Sowing winter garlic bulbs

They can be sown in autumn or spring. Sowing time depends on the size of the bulbs. Large aerial bulbs can be stored in the room until spring, small ones will simply dry out, and in the soil they will survive the winter well. The bulbs are collected when they acquire the appropriate color for the variety and the seed sac bursts. It is better to select the largest specimens for planting. Prepare a bed for sowing in the same way as for winter garlic. Sowing dates are the whole of September and the beginning of October. Sowing pattern: 10 cm between rows and 2-3 between bulbs. They are laid out to a depth of about 3 cm. To prevent the crops from freezing, it is better to mulch them. The easiest way is to sprinkle the beds with a 2-3 cm layer of humus. Caring for crops in spring and summer is no different from that for winter garlic.

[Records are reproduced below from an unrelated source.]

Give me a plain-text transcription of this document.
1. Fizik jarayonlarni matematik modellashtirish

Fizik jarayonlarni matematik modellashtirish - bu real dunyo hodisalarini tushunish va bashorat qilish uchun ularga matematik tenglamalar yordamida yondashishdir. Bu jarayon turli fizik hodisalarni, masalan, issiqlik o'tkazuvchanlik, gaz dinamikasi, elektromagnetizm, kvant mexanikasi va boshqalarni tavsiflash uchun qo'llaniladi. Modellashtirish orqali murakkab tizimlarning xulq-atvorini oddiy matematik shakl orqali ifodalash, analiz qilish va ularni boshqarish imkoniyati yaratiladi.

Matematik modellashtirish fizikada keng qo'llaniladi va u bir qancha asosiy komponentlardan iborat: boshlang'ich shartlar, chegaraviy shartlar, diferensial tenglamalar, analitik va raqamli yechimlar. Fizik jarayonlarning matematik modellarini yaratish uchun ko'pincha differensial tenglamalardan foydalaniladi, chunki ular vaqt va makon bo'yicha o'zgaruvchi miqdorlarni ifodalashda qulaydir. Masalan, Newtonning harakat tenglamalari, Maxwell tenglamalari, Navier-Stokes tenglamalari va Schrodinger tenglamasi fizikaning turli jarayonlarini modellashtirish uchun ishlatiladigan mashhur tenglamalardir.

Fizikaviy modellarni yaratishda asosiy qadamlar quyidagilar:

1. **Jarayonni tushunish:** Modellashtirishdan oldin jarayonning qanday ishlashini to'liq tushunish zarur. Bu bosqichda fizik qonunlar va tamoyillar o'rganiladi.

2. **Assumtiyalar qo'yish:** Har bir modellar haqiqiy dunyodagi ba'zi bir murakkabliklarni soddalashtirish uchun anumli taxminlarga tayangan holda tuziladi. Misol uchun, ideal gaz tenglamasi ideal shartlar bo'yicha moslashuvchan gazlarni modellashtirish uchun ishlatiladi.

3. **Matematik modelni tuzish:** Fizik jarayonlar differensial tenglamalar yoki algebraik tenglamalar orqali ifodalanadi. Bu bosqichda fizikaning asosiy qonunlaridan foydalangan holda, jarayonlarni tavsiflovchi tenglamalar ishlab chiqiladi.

Diseases and pests: control methods

Despite the large amount of phytoncides, this plant is also susceptible to disease and can be attacked by pests.

Table: diseases and pests of garlic.

Pest or diseaseHow it manifests itselfHow to fight
Root and quadruped mitesLagging of the bottom of the onion and its rotting, ulcers on the clovesMaintaining crop rotation, heating garlic at 40 degrees after harvest, careful selection of seed
Onion flyThe larvae eat away some of the cloves, the tips of the garlic feathers turn yellowJoint planting with carrots, dusting the beds with ash and tobacco dust or ground hot pepper, watering with a salt solution of 1 glass per 10 liters of water, watering with mullein infusion or urea solution
NematodesThe green stem is bent, the heads are loose, the integumentary scales lag behindMaintaining crop rotation, disinfection of planting material
FusariumCaused by a fungus, the stems lose leaves that dry out. Pale pink or white traces of mycelium on the bulb and stemTreatment of seed material and soil with fungicides: Hom, Fitosporin, Maxim
RustRusty spots on leaves, developmental delays, meager harvestTreatment of seed and beds with fungicides
Downy mildewThe upper part of the stem turns yellow and dries out, growth slows downWarming up the harvested crop and seed material in bright sun at a temperature of about 40 degrees, treating with fungicides: Thiram, Polycarbacin
BacteriosisYellowish-brown wounds on teethDo not harvest the crop until it is fully ripe; treat the beds with Hom.

Types and varieties of garlic

Garlic is divided into two groups, which differ not only in shelf life, bulb structure and growing season, but also in planting time. Spring garlic is characterized by lower yields, but it is stored almost until the new harvest. Its teeth are smaller and arranged in a spiral. Winter garlic has a central core around which the cloves are grouped; spring garlic does not have one.

Winter varieties

Gribovsky anniversary.

There are 11 cloves in the onion. Its average weight is about 40 g. The taste is pungent. Ripening time is later. The variety is bolting. The color of the covering scales is purple.

Gribovsky - 60.

An early ripening variety that produces shoots. The onion with a pungent taste consists of 11 cloves and weighs 40-60 g. The covering scales are reddish with a purple tint.

Komsomolets.

The variety is bolting, the covering scales are pink-violet. There are from 7 to 11 cloves in the bulb. It has a pungent taste.

Danilovsky local.

Doesn't give an arrow. In a large onion with purple covering scales, the number of cloves ranges from 6 to 11.

Spring varieties

Gulliver.

Produces very large bulbs weighing up to 115 g. The scales are gray, the taste is sharp, and ripening is late.

Elenovsky.

The variety is frost-resistant, the heads weigh 35 g. Ripens in the middle period. Can be stored for up to 2 years.

Sochi.

The variety ripens early. Bulbs weighing up to 45 g with white scales, excellent taste. Can be stored for 1.5 years.

Victorio.

The taste is semi-sharp. An onion can have up to 13 cloves, weighs about 40 g, and has a shelf life of up to 8 months.

Garlic has a long tradition of use, both as a spicy seasoning that complements the taste of many dishes, and as a preventive and therapeutic agent for many diseases.